Start by creating a file called tumblr.js
. I keep mine in a utils
folder but you can put it wherever you’d like. This file will export a find
method that uses the package we installed and the secrets we saved in the last step to create a Tumblr client and request blog posts. Here’s a basic example (swap out “yourtumblr” for your Tumblr):
import tumblr from 'tumblr.js';
const CLIENT = {
consumer_key: process.env.TUMBLR_CONSUMER_KEY,
consumer_secret: process.env.TUMBLR_CONSUMER_SECRET,
token: process.env.TUMBLR_TOKEN,
token_secret: process.env.TUMBLR_TOKEN_SECRET,
returnPromises: true
};
export async function find (limit = 10, page = 1, id, tag) {
const client = tumblr.createClient(CLIENT);
return await getPosts(client, limit, limit * (page - 1), id, tag);
}
function getPosts (client, limit, offset, id, tag) {
return new Promise ((resolve) => {
client.blogPosts('yourtumblr.tumblr.com', { limit, offset, id, tag })
.then((response) => resolve(response))
.catch(() => resolve({}));
});
}
The find
method accepts limit, page number, post ID, and tag params so it can be reused across all the Next.js pages listed above.
Static Props & Paths
Using the same find
method means writing similar getStaticProps
and getStaticPaths
blocks for every page so I’ll just run through index.js
and post/[...id].js
here.
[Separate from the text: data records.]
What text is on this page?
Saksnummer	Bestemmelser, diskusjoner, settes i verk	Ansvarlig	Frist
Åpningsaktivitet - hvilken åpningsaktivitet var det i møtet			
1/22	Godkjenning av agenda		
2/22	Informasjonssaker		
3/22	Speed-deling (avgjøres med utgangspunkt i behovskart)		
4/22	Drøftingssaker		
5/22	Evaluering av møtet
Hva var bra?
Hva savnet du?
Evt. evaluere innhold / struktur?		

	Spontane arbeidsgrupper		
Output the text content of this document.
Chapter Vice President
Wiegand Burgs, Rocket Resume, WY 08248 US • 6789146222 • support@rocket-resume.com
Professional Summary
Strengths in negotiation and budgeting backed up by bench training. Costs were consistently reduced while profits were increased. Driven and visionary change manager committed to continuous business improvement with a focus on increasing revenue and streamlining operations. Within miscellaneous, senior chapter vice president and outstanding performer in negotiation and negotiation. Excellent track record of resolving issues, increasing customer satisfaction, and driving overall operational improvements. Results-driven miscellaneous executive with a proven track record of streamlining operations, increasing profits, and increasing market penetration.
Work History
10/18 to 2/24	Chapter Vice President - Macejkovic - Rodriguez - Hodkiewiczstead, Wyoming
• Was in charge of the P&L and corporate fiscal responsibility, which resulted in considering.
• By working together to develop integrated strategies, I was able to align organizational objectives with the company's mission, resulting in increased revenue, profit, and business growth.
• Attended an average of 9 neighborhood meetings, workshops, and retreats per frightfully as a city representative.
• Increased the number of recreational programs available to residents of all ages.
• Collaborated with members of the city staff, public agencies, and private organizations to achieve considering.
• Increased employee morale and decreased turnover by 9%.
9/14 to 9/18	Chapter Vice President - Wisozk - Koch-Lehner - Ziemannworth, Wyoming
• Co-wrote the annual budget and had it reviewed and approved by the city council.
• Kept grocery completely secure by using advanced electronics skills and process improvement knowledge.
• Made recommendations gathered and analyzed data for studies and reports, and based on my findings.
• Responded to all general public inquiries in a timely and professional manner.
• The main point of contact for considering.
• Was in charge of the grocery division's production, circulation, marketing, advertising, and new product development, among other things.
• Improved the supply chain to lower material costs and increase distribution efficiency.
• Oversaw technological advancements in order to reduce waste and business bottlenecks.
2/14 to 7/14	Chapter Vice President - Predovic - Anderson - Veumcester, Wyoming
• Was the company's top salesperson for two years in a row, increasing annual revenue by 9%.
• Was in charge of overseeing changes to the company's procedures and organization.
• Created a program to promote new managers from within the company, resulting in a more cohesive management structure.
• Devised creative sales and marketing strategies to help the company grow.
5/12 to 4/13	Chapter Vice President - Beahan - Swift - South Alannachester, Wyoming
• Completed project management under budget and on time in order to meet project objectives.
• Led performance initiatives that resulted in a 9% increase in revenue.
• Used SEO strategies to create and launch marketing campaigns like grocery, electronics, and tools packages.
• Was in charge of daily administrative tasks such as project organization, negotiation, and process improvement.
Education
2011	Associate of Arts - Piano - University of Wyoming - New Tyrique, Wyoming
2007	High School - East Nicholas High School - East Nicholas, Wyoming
If you want more examples, check out the pages directory in my blog repo (although I do a little additional post parsing that I haven’t mentioned yet).
The index.js
page uses the default params and is fairly simple:
import { find } from '../utils/tumblr';
...
export async function getStaticProps () {
const response = await find();
return {
props: response,
revalidate: 3600
};
}
Things get a little more complicated in post/[...id].js
. We’ll be using incremental static regeneration to avoid hitting Tumblr’s 300 API calls per minute rate limit during the build process. (My second early mistake: when I first started, ISG was brand new so I tried other workarounds for limiting requests like adapting this method for caching data globally Although it technically worked, it caused a lot of extra deploys and stale data.)
In the code below, I’m statically generating the most recent 20 posts on my blog and revalidating after an hour (3600 seconds):
import { find } from '../../utils/tumblr';
...
export async function getStaticPaths () {
const response = await find(20);
return {
paths: response.posts.map((post) => {
const params = new URL(post.post_url).pathname.replace('/post/', '').split('/');
return { params: { id: [ params[0] , params[1] || '' ] }};
}),
fallback: 'blocking'
};
}
export async function getStaticProps ({ params }) {
const response = await find(1, 1, params.id[0]);
if (!(response.posts || [])[0]) {
return { notFound: true };
}
return {
props: {
post: response.posts[0]
},
revalidate: 3600
};
}
You can play around with the number of posts per page and the time between revalidations to see what works for you. If Tumblr isn’t able to find any posts with the current ID, the 404 page renders instead.
That’s it for now! Up next, sitemaps and RSS.